Comment: Blinding of outcome assessment could have been expected. We judge that outcome assessment of time to disease progression, time to death from prostate cancer and adverse events is likely to be influenced by lack of blinding.
Incomplete outcome data (attrition bias) 
 Oncological outcomes (Time‐to‐death of any cause, Time‐to‐disease progression, Time‐to‐death from prostate cancer) Low risk For early ADT, 100 patients were randomised and 96 (96%) were in analysis. For deferred ADT, 97 patients were randomised and 92 (94.8%) were in analysis. The proportion of patients that were not in analysis is less than 10% and risk of attrition bias is therefore likely to be low.

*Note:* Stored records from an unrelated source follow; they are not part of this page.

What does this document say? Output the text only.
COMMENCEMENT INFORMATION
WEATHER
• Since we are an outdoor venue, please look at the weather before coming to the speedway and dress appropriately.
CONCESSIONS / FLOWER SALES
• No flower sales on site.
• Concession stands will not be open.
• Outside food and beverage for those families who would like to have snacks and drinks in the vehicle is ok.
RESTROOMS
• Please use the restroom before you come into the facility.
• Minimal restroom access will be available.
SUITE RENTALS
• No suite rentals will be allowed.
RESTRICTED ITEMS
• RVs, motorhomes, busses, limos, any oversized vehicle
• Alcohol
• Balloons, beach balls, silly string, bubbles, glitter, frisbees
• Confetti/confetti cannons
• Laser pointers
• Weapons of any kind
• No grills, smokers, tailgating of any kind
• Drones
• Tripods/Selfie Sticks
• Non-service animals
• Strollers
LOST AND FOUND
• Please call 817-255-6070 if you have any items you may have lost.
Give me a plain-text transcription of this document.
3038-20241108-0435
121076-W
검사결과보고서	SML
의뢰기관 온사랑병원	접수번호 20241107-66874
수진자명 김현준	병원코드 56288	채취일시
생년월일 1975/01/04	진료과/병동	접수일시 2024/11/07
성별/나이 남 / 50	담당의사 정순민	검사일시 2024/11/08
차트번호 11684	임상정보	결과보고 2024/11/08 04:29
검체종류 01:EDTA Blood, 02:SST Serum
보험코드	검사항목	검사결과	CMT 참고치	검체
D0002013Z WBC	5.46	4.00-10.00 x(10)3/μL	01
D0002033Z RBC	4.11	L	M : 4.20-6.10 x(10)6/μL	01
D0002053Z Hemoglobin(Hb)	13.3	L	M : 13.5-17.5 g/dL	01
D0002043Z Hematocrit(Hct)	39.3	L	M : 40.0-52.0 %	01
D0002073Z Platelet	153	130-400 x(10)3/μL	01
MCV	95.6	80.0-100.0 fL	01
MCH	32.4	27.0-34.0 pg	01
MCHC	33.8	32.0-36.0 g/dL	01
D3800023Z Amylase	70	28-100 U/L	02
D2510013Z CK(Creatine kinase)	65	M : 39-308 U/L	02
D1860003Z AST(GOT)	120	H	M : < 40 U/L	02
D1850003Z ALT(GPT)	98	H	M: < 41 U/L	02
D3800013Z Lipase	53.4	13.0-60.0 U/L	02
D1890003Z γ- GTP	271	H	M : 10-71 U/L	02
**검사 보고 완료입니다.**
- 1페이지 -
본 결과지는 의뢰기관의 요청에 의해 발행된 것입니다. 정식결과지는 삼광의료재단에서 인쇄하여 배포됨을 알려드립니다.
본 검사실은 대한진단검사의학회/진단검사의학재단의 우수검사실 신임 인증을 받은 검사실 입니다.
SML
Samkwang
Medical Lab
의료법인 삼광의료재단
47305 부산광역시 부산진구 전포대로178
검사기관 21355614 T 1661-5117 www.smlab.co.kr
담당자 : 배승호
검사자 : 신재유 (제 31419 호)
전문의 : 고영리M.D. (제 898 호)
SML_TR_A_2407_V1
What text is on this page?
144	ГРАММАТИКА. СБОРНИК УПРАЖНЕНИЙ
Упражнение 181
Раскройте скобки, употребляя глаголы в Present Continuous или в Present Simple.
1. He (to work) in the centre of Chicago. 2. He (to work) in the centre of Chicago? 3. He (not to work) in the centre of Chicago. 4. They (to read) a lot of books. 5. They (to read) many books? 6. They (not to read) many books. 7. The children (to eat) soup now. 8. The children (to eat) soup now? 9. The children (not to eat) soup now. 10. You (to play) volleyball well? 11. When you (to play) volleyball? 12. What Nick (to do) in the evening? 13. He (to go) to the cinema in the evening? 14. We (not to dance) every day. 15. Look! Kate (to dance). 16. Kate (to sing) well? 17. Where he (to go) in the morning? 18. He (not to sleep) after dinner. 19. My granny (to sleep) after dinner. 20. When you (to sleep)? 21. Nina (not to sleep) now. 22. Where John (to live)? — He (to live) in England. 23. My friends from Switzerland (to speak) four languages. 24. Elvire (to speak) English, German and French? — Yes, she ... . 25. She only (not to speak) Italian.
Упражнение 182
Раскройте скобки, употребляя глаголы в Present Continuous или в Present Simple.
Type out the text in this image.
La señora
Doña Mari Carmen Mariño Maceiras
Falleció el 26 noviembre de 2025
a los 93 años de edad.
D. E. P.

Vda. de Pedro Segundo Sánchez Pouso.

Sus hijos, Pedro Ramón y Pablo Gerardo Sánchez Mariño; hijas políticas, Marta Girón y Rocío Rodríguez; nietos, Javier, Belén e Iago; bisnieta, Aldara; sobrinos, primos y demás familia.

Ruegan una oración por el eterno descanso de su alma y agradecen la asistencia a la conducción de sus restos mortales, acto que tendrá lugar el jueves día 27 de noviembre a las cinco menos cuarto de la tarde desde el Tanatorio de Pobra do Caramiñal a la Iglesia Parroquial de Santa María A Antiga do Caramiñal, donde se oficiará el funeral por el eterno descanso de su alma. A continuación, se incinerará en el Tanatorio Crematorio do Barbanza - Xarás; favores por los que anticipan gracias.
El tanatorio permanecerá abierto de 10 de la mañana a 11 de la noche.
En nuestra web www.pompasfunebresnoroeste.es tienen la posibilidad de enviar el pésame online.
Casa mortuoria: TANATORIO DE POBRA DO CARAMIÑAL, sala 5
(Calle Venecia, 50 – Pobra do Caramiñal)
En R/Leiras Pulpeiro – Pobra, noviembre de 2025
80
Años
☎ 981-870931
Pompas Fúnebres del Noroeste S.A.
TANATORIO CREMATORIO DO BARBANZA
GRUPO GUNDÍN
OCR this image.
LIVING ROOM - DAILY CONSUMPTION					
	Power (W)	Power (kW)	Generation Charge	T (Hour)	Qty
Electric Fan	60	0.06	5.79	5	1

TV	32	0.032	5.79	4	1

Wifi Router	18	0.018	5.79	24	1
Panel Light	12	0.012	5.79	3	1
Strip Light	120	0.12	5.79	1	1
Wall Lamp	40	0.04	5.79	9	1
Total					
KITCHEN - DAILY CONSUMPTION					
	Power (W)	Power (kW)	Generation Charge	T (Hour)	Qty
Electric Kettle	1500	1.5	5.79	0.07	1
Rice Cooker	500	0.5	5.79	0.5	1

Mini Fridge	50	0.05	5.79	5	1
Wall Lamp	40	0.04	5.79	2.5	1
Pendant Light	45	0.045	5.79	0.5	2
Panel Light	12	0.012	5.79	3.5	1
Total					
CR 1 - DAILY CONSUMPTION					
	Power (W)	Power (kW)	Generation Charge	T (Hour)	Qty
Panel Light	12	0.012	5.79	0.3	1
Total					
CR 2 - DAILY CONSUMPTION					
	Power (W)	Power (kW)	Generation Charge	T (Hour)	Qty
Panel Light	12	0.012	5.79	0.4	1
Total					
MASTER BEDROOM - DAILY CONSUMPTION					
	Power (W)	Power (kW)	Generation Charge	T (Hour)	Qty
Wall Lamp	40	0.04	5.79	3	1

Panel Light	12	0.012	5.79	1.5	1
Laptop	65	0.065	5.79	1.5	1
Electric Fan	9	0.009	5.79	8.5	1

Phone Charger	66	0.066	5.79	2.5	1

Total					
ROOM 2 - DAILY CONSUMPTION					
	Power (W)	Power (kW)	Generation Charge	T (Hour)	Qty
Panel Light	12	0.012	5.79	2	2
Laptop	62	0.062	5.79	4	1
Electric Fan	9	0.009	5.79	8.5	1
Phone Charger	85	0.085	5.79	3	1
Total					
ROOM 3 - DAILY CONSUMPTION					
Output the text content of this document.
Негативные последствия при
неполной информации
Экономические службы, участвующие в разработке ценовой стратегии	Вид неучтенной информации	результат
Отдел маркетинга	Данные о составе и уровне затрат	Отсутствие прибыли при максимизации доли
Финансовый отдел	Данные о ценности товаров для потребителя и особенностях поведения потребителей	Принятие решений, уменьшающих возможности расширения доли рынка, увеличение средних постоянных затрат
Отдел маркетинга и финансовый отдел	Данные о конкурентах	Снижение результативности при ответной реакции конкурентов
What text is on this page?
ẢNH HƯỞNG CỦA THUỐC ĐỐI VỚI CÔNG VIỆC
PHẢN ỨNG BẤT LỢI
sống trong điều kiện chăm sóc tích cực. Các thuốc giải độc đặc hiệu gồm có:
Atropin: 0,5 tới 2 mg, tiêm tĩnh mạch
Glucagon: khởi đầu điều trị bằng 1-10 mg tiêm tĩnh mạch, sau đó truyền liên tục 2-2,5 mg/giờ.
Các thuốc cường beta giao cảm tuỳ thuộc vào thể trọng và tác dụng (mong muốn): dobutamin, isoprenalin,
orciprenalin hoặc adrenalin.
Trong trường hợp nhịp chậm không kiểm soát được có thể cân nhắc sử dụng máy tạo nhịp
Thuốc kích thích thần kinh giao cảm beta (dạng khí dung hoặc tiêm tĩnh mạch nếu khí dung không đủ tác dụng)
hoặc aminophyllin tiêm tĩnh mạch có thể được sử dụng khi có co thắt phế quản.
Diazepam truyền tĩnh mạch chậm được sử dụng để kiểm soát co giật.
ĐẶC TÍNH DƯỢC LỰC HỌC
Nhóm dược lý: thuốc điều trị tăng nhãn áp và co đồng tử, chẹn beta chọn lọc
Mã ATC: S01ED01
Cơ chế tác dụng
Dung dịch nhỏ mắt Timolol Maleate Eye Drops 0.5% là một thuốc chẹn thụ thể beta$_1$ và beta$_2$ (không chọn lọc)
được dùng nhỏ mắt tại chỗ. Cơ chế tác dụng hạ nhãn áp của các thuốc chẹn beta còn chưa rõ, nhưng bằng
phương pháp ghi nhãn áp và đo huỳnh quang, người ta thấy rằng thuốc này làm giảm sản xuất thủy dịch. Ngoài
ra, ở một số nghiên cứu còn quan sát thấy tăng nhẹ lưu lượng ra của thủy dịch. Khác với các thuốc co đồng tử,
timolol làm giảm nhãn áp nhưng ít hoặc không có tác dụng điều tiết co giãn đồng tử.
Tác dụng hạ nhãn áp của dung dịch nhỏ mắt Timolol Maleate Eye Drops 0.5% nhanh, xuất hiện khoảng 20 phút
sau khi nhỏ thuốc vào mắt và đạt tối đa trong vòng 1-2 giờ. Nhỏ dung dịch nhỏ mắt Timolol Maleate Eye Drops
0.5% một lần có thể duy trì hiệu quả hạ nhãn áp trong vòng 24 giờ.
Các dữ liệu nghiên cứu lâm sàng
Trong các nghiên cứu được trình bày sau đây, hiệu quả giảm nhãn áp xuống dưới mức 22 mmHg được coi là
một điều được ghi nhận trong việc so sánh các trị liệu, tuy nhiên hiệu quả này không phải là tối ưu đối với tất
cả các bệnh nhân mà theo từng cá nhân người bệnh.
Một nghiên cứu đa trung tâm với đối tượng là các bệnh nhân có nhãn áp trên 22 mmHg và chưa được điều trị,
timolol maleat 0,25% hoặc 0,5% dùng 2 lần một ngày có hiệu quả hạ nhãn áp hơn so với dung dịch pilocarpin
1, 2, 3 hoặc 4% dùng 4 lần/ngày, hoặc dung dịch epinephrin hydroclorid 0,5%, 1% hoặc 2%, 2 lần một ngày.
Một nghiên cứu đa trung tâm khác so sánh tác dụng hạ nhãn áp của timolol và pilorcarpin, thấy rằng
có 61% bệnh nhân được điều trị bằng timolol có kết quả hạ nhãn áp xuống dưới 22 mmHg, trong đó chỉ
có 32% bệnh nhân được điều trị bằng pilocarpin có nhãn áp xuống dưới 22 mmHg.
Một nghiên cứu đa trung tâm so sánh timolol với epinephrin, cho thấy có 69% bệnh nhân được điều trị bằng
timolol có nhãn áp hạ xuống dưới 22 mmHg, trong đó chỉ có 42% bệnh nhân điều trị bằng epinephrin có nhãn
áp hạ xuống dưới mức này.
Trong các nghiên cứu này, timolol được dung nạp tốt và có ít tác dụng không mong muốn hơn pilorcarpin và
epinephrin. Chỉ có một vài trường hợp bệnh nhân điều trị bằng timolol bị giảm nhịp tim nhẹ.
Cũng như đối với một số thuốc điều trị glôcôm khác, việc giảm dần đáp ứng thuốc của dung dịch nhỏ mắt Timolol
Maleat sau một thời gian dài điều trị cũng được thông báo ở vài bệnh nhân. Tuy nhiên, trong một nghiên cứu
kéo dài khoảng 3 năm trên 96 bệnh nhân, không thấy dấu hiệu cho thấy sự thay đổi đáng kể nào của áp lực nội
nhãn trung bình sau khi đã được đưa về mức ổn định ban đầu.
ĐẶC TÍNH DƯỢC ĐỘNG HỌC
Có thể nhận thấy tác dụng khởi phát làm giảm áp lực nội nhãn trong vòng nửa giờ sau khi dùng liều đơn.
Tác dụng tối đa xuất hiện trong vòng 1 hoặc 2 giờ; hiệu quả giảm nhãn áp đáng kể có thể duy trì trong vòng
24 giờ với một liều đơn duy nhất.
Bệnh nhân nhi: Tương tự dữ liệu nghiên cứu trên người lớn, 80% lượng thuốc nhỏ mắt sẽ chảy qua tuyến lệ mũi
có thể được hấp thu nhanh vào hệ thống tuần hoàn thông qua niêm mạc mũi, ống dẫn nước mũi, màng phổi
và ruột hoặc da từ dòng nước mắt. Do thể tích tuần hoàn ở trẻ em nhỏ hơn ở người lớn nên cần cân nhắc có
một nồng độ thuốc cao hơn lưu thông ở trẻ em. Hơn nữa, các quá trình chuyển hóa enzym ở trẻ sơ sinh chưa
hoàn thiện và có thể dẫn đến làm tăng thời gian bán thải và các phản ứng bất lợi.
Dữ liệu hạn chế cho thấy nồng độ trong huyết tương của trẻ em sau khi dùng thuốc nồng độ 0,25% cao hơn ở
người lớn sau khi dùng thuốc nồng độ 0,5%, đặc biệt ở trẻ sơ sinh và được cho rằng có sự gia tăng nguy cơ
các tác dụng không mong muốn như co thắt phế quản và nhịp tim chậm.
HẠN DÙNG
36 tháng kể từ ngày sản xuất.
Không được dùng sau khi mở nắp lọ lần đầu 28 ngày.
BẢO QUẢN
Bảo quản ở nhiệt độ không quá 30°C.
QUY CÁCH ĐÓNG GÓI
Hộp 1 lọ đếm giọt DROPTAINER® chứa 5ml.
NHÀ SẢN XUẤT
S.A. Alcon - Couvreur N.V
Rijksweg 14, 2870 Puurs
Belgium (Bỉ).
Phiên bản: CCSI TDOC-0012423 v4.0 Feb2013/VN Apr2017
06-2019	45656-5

Incomplete outcome data (attrition bias) 
 Adverse events (Serious and other adverse events) Low risk For early ADT, 100 patients were randomised and 96 (96 %) were in analysis. For deferred ADT, 97 patients were randomised and 92 (94.8%) were in analysis. The proportion of patients that were not in analysis is less than 10% and risk of attrition bias is therefore likely to be low.
Incomplete outcome data (attrition bias) 
 Quality of life Unclear risk Not applicable (outcome not measured/reported).
Selective reporting (reporting bias) Unclear risk Adverse events were measured but we assume that they are only partially reported leading to unclear risk of bias.
Other bias Unclear risk We identified no other sources of bias.